How long, Lord?
But God opens his hand
Psalm 145:15 The eyes of all look to you in hope; you give them their food as they need it. When you open your hand, you satisfy the hunger and thirst of every living thing.
Psalm 130:5 I am counting on the Lord; yes, I am counting on him. I have put my hope in his word.
What a delight to care for my two-month-old granddaughter Juliana yesterday, satisfying her hunger with the milk my daughter had left for her.

I felt overwhelmed with gratitude for little JuJu’s health. I couldn’t help flashing back to Karis at that age, in the hospital and unable to swallow without bilious vomiting even one teaspoon slow drip over an hour.
And I started thinking about all the ways God fed Karis despite her dysfunctional intestines. Had she been born even a few years earlier, TPN (elemental nutrition administered directly into the veins) would not have been available for her. She was the first baby to survive infancy with her condition, thanks to TPN and to God’s dramatic intervention when the doctors asked us to remove life support and let her go, and instead her intestine inexplicably started functioning for the first time.
After that, for a while, she was able to nurse. When her intestines shut down again, she had a combination of TPN and pregestimil, administered half-strength slow drip through a kangaroo pump. (At other times in her life she actually drank that horrible stuff.) There were long periods when the only foods she tolerated were yogurt and boiled chicken breast. She had her own special “yogurt spoon.”
There were periods when she could eat a variety of foods, but that could morph in a matter of minutes into painful, life-threatening bowel obstructions and dehydration. We tried all kinds of combinations and concoctions. When she lost too much weight, the docs would put her back on TPN, which led to its own complications and scary line infections.

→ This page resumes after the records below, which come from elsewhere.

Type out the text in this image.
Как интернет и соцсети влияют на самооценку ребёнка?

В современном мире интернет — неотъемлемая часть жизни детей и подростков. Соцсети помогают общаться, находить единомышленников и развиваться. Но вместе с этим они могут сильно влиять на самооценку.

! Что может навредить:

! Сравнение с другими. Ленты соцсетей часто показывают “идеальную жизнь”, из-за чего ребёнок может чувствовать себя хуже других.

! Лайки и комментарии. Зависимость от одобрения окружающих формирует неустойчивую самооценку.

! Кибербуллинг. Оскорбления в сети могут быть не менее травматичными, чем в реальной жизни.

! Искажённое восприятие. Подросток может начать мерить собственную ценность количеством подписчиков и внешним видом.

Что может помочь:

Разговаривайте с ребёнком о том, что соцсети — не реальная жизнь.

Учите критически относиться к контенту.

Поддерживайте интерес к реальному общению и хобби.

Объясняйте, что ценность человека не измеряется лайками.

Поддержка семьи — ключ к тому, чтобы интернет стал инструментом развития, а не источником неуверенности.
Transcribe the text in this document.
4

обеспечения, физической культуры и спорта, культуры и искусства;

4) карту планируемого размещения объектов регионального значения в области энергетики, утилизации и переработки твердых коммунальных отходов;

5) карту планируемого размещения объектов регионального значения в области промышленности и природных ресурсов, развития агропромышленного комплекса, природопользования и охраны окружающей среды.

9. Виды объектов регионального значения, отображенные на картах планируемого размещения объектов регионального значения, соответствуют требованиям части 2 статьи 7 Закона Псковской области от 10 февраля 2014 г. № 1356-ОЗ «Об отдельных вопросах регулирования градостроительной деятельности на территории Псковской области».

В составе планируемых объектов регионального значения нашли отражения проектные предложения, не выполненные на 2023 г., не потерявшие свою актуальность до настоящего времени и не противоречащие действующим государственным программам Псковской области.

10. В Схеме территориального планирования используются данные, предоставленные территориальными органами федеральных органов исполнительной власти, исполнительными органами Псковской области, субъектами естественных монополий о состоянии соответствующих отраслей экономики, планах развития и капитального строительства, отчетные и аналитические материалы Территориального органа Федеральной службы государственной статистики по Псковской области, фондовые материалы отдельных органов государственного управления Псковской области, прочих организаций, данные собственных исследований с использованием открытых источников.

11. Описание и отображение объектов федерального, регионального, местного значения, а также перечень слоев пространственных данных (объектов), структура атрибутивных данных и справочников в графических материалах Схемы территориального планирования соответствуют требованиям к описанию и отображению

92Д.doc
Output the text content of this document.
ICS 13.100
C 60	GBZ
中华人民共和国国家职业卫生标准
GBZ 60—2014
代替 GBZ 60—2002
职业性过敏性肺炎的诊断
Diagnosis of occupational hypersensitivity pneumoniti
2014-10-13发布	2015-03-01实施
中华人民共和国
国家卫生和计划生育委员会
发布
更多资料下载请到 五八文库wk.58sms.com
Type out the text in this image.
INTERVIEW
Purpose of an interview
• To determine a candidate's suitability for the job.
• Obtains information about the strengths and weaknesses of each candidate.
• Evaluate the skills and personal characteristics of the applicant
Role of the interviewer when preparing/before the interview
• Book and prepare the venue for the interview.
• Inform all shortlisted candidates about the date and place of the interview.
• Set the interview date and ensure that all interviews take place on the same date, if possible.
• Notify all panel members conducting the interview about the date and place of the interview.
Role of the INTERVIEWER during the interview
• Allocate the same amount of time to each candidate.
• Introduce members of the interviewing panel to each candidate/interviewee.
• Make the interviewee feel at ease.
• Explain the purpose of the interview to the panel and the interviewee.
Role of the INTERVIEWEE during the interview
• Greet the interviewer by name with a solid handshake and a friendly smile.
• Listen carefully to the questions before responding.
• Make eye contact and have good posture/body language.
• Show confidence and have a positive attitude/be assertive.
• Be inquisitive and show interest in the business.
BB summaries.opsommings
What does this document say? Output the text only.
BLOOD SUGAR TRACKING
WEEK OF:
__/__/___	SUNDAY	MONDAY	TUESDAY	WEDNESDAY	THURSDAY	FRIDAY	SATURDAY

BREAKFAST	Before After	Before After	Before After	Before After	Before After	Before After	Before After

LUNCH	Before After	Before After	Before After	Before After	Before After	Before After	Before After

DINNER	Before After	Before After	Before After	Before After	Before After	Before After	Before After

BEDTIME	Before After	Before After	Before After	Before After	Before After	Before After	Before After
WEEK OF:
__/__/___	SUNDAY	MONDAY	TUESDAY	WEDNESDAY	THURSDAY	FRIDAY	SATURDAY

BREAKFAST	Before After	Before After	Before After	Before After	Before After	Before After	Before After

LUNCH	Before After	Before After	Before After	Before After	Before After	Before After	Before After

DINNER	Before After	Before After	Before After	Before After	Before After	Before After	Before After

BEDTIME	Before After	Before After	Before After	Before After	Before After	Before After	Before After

One day in Brazil when Karis was in high school, struggling to live a version of “normal life,” I carried my Bible into her bedroom open to Psalm 145 and told her God had spoken to me very directly through one verse; could she guess which it was?
She glanced at the page to see which psalm I was showing her and said, “Verse 15, right, Mom? Don’t I keep telling you to stop worrying about me? But Mom, what about all the children who starve, not because they can’t eat, like me, but because they simply don’t have food to eat? How does this verse apply to them?”
Her eyes filled with tears. “Mom, I wish I could use the money our insurance is spending to keep me alive to feed the children who don’t have food. Why can’t I, Mom? The world is totally out of whack, with so many resources invested in me and so few in them. It’s not right. What can I do? How can God bear it? How can we make the world a more equitable place?”
By now Karis was sobbing, and I with her. I still don’t know the answers to her questions. We have so much. Others have so little.
Remembering all this today, I think of God’s promise that the time will come when there is no more hunger and thirst. For the Lamb on the throne will be their Shepherd. He will lead them to springs of life-giving water. And God will wipe every tear from their eyes (Revelation 7:16-17). How long, Lord? How long?
As this season focuses our attention on the Source of our hope, God himself become a helpless, hungry infant, savor this beautiful reflection by Luci Shaw, “Mary’s Song” (thanks, Shari!):
Blue homespun and the bend of my breast
keep warm this small hot naked star
fallen to my arms. (Rest . . .
you who have had so far
to come.) Now nearness satisfies
the body of God sweetly. Quiet he lies
whose vigor hurled
a universe. He sleeps
whose eyelids have not closed before.
His breath (so slight it seems
no breath at all) once ruffled the dark deeps
to sprout a world.
Charmed by doves’ voices, the whisper of straw,
he dreams,
hearing no music from other spheres.
Breath, mouth, ears, eyes
he is curtailed
who overflowed all skies,
all years.
Older than eternity, now he
is new. Now native to earth as I am, nailed
to my poor planet, caught that I might be free,
blind in my womb to know my darkness ended,
brought to this birth
for me to be new-born,
and for him to see me mended
I must see him torn.

Waiting for Baby Jesus … beautiful creche fashioned from cardboard boxes, tape, and paint by our friend Lineth.